Not surprising: “Students overwhelmingly disapproved of the proposal. Nearly 85 percent of respondents to a February survey administered by the Harvard Undergraduate Association said they disapproved of the proposal.”
And I agree with this: “An A will once again be what Harvard’s guidelines have long said it is: a mark of extraordinary distinction.”
It would be nice if other universities followed suit so there was some consistency in GPAs for grad programs (and also employment).
On the one hand, in a class full of very strong students, even at the level of Harvard, in some cases there are going to be a few students who stand out as being particularly strong and particularly good at whatever that particular class is teaching. If the entire class gets an A, then there is no way to distinguish these students.Limiting the A’s to 20% of the class while allowing a lot of A- grades seems like a way to do this.
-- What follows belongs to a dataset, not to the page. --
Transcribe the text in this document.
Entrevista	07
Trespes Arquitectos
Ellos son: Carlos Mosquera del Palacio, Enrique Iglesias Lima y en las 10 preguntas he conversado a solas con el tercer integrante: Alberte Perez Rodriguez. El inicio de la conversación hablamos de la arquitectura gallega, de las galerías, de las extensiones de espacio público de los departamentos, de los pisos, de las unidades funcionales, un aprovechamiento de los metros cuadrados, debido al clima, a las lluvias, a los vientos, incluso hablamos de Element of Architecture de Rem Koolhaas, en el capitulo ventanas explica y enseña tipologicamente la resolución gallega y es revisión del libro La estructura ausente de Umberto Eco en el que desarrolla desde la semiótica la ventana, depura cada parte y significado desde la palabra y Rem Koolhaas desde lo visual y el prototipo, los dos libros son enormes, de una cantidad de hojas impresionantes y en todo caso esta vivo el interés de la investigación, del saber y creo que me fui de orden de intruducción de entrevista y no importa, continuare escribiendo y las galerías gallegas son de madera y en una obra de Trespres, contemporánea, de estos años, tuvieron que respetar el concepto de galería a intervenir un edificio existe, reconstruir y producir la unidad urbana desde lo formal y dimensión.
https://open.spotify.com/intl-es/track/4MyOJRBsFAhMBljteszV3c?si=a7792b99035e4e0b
Just as one example, a graduate program might prefer to accept a few students who are particularly strong in their major, rather than a few students who were able to get A’s in everything including their worst subjects (such as art history for students majoring in math or engineering or medicine/premed). If every math major gets an A in every math class, how do you know who are the students who deserve to get into a graduate program?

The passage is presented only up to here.